Friday, July 25, 2008

Shakespeare, Ideology, and the Catholic Church

Robert Miola has a devastating review of Joseph Pearce's The Quest for Shakespeare in the current issue of First Things. Miola says that Pearce's work suffers from two fatal flaws: firstly, Pearce's biographical account of Shakespeare appears to exhibit no real familiarity with the rudiments of modern Shakespeare scholarship. While I have no pretensions to Shakespearean historiography, this seems about right to me. I had seen lighter versions of Pearce's fundamental thesis pop up in various conservative Catholic media outlets previously, and I always thought it was a bit ridiculous. Despite my limited knowledge of Shakespeare and his place in English history, I could not quite fathom how one of the most overly-researched figures in English literature could lately be discovered as a Catholic.
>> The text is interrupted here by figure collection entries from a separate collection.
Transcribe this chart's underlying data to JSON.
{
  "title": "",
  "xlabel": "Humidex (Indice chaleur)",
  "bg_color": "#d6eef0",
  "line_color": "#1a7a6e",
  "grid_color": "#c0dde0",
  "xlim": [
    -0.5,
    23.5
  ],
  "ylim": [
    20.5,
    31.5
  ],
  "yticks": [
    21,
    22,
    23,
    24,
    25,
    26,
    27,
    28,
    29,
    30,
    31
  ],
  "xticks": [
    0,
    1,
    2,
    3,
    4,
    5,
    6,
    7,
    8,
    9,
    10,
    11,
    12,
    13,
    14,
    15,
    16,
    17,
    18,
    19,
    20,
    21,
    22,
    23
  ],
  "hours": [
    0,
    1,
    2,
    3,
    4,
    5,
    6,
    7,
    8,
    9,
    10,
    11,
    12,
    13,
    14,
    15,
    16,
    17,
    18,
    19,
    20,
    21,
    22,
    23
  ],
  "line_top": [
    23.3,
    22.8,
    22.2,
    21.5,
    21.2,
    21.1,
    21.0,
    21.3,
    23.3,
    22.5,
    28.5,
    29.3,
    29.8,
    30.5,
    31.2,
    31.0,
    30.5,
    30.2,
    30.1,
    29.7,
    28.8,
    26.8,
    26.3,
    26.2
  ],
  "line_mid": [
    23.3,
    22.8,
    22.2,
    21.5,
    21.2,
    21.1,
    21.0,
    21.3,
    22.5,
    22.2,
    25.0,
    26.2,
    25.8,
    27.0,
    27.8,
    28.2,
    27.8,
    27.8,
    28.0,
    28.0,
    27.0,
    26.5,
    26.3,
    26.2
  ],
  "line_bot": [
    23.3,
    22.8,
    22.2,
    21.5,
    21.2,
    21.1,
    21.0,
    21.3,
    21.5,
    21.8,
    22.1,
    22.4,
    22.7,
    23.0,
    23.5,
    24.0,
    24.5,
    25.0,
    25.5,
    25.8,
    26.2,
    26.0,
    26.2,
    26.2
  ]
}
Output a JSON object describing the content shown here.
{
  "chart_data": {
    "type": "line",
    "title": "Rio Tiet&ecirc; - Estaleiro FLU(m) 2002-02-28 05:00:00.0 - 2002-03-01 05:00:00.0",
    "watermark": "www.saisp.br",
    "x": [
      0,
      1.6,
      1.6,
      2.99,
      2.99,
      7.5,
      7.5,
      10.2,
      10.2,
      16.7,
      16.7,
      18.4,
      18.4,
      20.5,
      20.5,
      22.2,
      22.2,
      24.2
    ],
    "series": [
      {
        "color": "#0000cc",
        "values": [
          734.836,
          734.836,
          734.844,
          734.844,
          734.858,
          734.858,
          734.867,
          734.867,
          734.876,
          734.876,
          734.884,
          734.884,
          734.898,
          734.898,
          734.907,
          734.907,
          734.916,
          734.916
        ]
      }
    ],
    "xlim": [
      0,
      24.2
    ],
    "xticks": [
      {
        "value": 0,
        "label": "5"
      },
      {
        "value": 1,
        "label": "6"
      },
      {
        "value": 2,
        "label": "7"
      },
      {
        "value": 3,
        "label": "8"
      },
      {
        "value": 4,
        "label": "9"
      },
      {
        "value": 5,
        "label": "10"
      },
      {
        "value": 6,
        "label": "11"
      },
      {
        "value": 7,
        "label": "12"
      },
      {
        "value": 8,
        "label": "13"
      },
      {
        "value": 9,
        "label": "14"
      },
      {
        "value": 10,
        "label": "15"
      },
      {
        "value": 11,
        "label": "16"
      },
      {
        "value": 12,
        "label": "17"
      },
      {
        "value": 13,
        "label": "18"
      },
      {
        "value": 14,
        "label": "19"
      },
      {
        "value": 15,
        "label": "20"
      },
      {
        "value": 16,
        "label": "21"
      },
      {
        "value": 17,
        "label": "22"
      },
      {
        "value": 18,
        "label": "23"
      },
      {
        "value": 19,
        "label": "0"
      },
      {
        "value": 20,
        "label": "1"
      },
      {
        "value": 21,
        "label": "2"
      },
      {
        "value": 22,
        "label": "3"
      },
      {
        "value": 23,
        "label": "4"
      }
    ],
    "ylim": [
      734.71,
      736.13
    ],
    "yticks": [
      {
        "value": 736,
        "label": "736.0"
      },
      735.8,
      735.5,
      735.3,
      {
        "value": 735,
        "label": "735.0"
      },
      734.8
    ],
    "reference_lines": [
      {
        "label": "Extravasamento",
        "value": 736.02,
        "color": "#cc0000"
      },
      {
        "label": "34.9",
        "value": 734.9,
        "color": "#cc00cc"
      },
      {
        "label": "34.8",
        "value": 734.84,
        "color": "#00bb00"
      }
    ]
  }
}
The larger and more important criticism that Miola makes is to pose the question of why a recusant Shakespeare matters at all. Though Miola does not put it so forcefully, he seems to indicate that Pearce's work is primarily ideology masquerading as scholarship, noting with irony that Pearce himself decries such ideologically-driven scholarship when in the form of post-structuralist theory. In short, Miola argues that, in attempting to locate a Catholic Bard, Pearce operates within the same structural and methodological world as his ideological opponents.

If Miola is correct, then I would suggest that Pearce's work is representative of a larger trend within the world of conservative Catholicism, namely the tendency to express the faith within a neat framework of ideological concepts. Such ideology typically divides the world into opposing theological schemes, between which there can be little hope of reconciliation or even understanding. Needless to say, one of these schemes would be considered intrinsically orthodox, and the rest are to be thought of as essentially heretical. Google the phrase "save the liturgy, save the world" sometime, and you can see some excellent examples of what I refer to here.

I think this is trend is fundamentally destructive, and runs counter to the aims that most faithful Catholics hope to achieve within the Church. Conservative Catholics would do well to remember that a slavish commitment to ideology is part of what led to the current mess within the Church. A simple inversion of liberal ideology which masquerades under the label of orthodoxy will not solve any problems, and is likely only to perpetuate them in the long run. The Catholic "worldview" (if there is such a thing) is one that sees things for what they really are. Jesus Christ is the eternal Word that grounds all reality, and our call to conversion is a call to union with that Reality. Ideology, whether conservative or liberal, is a move away from what is real, towards our own self-constructed ideas, and must inevitably lead away from Christ Himself.